Montag, 27. Dezember 2010

Festspiele Röttingen auf der schiefen Bahn

Mit Andrew Lloyd Webbers Rockoper „Jesus Christ Superstar" wagen sich die Röttinger Festspiele in der kommenden Spielzeit an eine Inszenierung, die hinsichtlich der Bühnentechnik Maßstäbe setzt. Klare Formen und kühler Stahl prägen die Aufbauten. Zur Herausforderung wird das Stück für Schauspieler und Tänzerinnen. Sie müssen auf einer schiefen Ebene agieren.
Erdacht hat sich die Konstruktion Helmut Mühlbacher. Seit 1994 ist der Salzburger als Bühnenbildner für die Röttinger Festspiele tätig, hat den Wandel miterlebt, hin zu immer schwierigeren Effekten. Unter dem Einfluss des Fernsehens verlangt das Publikum auch auf der Festspielbühne in jeder Saison aufs Neue nach originellen Einfällen.
Im Kopf hatte Helmut Mühlbacher die Idee zu seiner neuen Bühne, da waren die letzten Festspiele noch gar nicht zu Ende. Im Laufe der folgenden Monate wurden daraus technische Zeichnungen und kleine Modelle.
Im Herbst hatte er sie dem Röttinger Bürgermeister und den Mitarbeitern des städtischen Bauhofs vorgestellt. Letztere sind es schließlich, die die Pläne in die Tat umsetzen müssen. Acht Wochen lang haben Udo Beil und Wolfgang Bauer immer wieder neben ihrer normalen Arbeit im Bauhof an der Bühnenkonstruktion gearbeitet.
Rund eine Tonne Stahl ist dabei verschweißt und verschraubt worden.
Das Ergebnis steht jetzt in der in der Garage des Bauhofs bereit für die ersten Funktionstests. Helmut Mühlbacher ist aus Salzburg angereist und aus Würzburg der Beleuchtungsmeister des Mainfranken Theaters, Roger Vanoni, der den Röttingern als Berater zur Seite steht.
Vor ihnen steht ein schräges Podest in der Form eines Kreuzes; in der Mitte mit Holzbrettern belegt, die Ränder von verzinkten Rosten eingefasst. Auf dieser abschüssigen Fläche müssen die Schauspieler später einmal agieren. Vor allem Choreografin Heike Lechler nimmt die Konstruktion kritisch unter die Lupe.
Gegen die nüchterne Form seiner Konstruktion setzt der Bühnenbildner technische Effekte. Vor allem die Wirkung von Licht und Schatten dient ihm als Gestaltungsmittel. So soll es auch sein, wenn sich zum Finale des modernen Passionsspiels das aus Gitterrosten gezimmerte Kreuz mit dem gemarterten Jesus aus der Bühne erhebt.
Einen Kranz aus Licht will Helmut Mühlbacher um den Gekreuzigten erstrahlen lassen.

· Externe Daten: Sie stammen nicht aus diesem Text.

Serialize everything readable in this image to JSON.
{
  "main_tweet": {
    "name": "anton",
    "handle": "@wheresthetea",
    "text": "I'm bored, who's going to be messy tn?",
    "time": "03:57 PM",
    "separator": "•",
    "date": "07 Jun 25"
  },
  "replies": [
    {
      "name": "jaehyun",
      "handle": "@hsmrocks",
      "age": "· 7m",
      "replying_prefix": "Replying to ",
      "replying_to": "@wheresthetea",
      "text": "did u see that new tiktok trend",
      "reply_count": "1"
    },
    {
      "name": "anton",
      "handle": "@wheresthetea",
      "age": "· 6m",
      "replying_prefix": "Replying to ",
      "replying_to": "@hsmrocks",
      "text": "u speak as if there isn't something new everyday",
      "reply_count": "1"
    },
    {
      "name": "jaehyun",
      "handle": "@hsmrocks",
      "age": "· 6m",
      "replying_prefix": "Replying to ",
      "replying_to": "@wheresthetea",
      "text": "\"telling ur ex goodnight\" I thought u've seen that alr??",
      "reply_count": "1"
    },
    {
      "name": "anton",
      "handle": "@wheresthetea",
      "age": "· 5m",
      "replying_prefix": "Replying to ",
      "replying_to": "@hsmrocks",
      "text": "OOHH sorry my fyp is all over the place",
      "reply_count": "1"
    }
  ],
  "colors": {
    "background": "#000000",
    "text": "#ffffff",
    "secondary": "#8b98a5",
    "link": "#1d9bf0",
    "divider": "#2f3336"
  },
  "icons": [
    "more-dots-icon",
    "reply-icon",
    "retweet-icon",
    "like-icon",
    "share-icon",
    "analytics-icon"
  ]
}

Beleuchtungsmeister Roger Vanoni experimentiert dazu mit verschiedenen Leuchtmitteln. Seit Jahren schon steht das Mainfranken Theaters den Röttingern mit Rat und Tat zu Seite. Eine hilfreiche Partnerschaft habe sich da entwickelt, lobt Bürgermeister Martin Umscheid.
Eine gute Stunde dauert es, dann sind die wesentlichen Details besprochen. In ein paar Monaten erst wird Helmut Mühlbacher wieder nach Röttingen kommen.
Stattdessen fährt er in den nächsten Tagen nach Wien, um Festspielleiterin Renate Kastelik und Regisseur Reinwald Kranner über den Fortgang der Arbeiten zu informieren. Bei den Proben muss sich das Ensemble ganz auf die Angaben des Bühnenbildners verlassen. Die echte, schiefe Bühne bekommen auch die Schauspieler erst eine Woche vor der Premiere zu Gesicht.
Das zweite Stück der kommenden Festspiel-Session kommt dafür konventioneller daher. Die „Fledermaus" von Johann Strauss unter der Regie von Renate Kastelik steht neben „Jesus Christ Superstar" auf dem Spielplan. Die Bühne, die Helmut Mühlbacher dazu entworfen hat, kommt mit weniger technischen Finessen zurecht, eher so, wie man sich Wiener Operetten-Herrlichkeit vorstellt.